The entire project can be run by running run.sh
(e.g., sbatch -J bash -p huce_intel -t 14-00:00 --mem 32000 --wrap "bash run.sh" --output run.out
). The files that run, where they run, where the outputs are saved, and everything else is controlled by config.yml
. All of the code that I have written is in src/
, while code from others is in tools/
.
The project is broken into modules, each with approximations for their run times (run on the huce_ice
partion of Harvard's Cannon cluster), number of cores requested, and total amount of memory requested. At the end of the project, the storage directory specificed in config.yml
will be ~1 TB. After all of the modules have been run, notebooks/paper.ipynb
can be run to make the figures.
- Make_Conda_Env: make or update the conda environment specified in
environment.yml
. - Download_GOSAT: download GOSAT data from UoL for 2018-2021 (~5 minutes, 1 core, 4 GB).
- Download_TROPOMI: download operational TROPOMI data for 2018-2021 from the copernicus hub (~1.5 days, 8 cores, 32 GB).
- Download_TCCON: download TCCON data from tccondata.org (~1 minute, 1 core, 4 GB).
- Calculate_Delta_GOSAT_TCCON: for each TCCON station, find GOSAT pairs for TCCON observations and calculate delta(GOSAT-TCCON) (~3.5 hours, 25 cores, 500 GB).
- Calculate_Delta_TROPOMI_GOSAT: pair TROPOMI and GOSAT measurements and calculate delta(TROPOMI-GOSAT) (~4 days, 64 cores, 500 GB).
- Run_FLAML_SHAP: train models to predict delta(TROPOMI-GOSAT) then run SHAP (~4.5 hours, 8 cores, 64 GB).

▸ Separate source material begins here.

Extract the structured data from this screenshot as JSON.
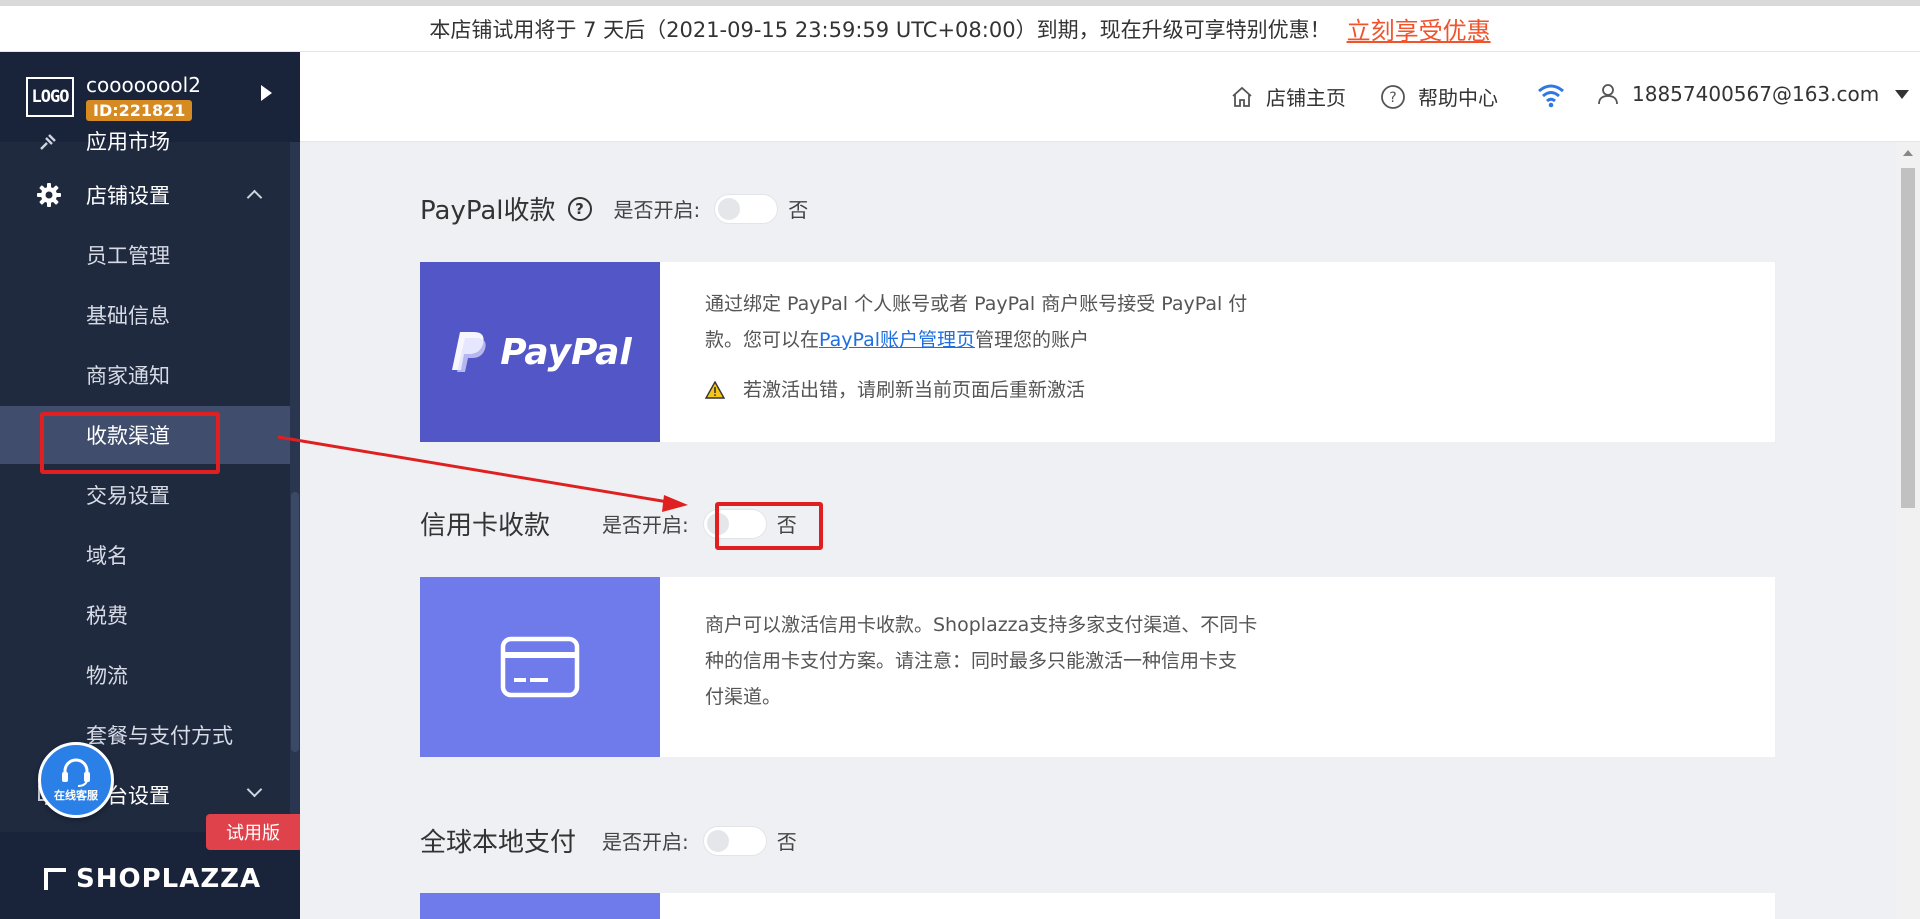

- Write_Blended_Files: write netCDF files with an added variable for
methane_mixing_ratio_blended
(~1.5 hours, 16 jobs at 64 cores, 500 GB) - Calculate_Delta_TROPOMI_TCCON: for each TCCON station, find TROPOMI pairs for TCCON observations and calculate delta(TROPOMI-TCCON) (~10 hours, 25 jobs at 64 cores, 500 GB).
- Oversample_TROPOMI: oversample the TROPOMI and Blended data to a 0.01 degree grid for 2021 (~8.5 hours, 2 cores, 500 GB).